MintMCP gateway
Without a gateway, MCP creates problems:
| Who | Problem |
|---|---|
| Users | Don't know which servers to trust, struggle with STDIO setup, overwhelmed by 100+ tools |
| IT & Security | Credentials scattered across laptops, unvetted servers, no audit logs |
| Developers | OAuth complexity, tool name conflicts, client compatibility issues |
MintMCP solves this by providing a single entrypoint that authenticates users, curates tools, and logs everything.
Example
A "Sales Intelligence" Virtual MCP for account executives. Admins curate connectors for CRM, contracts, and communication. Sales reps connect from ChatGPT or Claude, authenticate once through MintMCP, and the gateway controls which connectors they can reach. All usage is logged.
Architecture
Request flow
- AI client initiates OAuth with MintMCP
- MintMCP validates identity, checks policies, returns available tools
- Client calls a tool → MintMCP routes to the right connector with credentials
- Connector executes, MintMCP logs the call and returns the response
See Core concepts for details.
Components
| Component | What it does |
|---|---|
| AI clients | ChatGPT, Claude, Cursor—initiate OAuth and call tools |
| MintMCP gateway | Authentication, authorization, routing, logging |
| Virtual MCPs | Logical groupings of connectors exposed as single endpoints |
| Connectors | Hosted, remote, or STDIO servers that talk to downstream systems |
| Observability | Dashboards, audit trails, usage analytics |
Hosted connectors
When an admin adds a hosted connector (see Add a hosted connector), MintMCP runs the MCP server inside its managed data plane on Fly.io Machines. The gateway is the only thing that talks to it—the connector is never exposed to the public internet.
Network topology
- Private network. The gateway reaches each hosted connector over Fly's private network—not via a public hostname. There is no inbound route from the internet to the connector.
- Routing. The gateway can address either the connector's app (load-balanced through Fly's proxy) or a specific Machine ID directly. Direct addressing is used when the gateway needs a session pinned to one Machine.

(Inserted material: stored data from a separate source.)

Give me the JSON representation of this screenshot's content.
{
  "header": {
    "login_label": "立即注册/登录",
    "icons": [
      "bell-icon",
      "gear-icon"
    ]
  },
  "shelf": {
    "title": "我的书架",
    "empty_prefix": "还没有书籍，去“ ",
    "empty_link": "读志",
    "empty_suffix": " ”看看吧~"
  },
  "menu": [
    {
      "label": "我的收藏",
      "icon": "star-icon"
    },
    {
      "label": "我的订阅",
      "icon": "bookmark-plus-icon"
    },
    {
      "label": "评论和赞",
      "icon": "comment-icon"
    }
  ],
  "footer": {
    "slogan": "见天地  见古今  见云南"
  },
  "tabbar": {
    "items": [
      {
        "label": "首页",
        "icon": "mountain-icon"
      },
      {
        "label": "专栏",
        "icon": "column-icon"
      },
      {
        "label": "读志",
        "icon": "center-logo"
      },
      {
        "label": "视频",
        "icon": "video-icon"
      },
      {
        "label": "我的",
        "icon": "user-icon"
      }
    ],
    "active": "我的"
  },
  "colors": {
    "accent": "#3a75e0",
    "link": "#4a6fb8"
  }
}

- Transport. HTTP streamable is the default. For STDIO-based MCP servers, a thin wrapper inside the Machine marshals the stdio session over HTTP so the gateway can speak the same transport everywhere.
- Gateway → Machine auth. Every request carries a short-lived HS256 JWT (
x-mintmcp-hosted-authheader, ~2-minute TTL) signed with a key the Machine knows. This authenticates the gateway to the connector even though the network is already private—so a misrouted or stale request can't accidentally hit another tenant's connector.
How credentials reach the connector
The connector never holds long-lived credentials. On each call, MintMCP injects the right credential as a request header (HTTP) or env var (STDIO). Customers usually care about where the underlying credential lives:
| Auth type | Where the credential lives | Per-user? |
|---|---|---|
| Inline env var / API key | Encrypted in MintMCP's database | Optional (admin picks Global or Per-User scope) |
| Per-user OAuth | Access + refresh tokens encrypted in MintMCP's database; refreshed automatically | Yes |
| Per-user AWS SSO | SSO tokens encrypted in MintMCP's database; exchanged for short-lived STS credentials on each call | Yes |
All credential material stored in MintMCP's database is encrypted at rest with rotated AES keys. See OAuth for hosted connectors and Authentication models for setup details.
Governance capabilities
Every request through the gateway is governed:
| Capability | What it does |
|---|---|
| Request logging | Records every tool call with user, timestamp, and payload |
| Access policies | Controls which users can reach which MCP servers |
| Credential management | Stores secrets centrally instead of on user machines |
| SSO integration | Authenticates users through Okta, Google, or Azure AD |
These capabilities mean security teams can approve AI tool deployment with full visibility, and compliance teams get the audit trails they need for SOC 2, HIPAA, and internal reporting.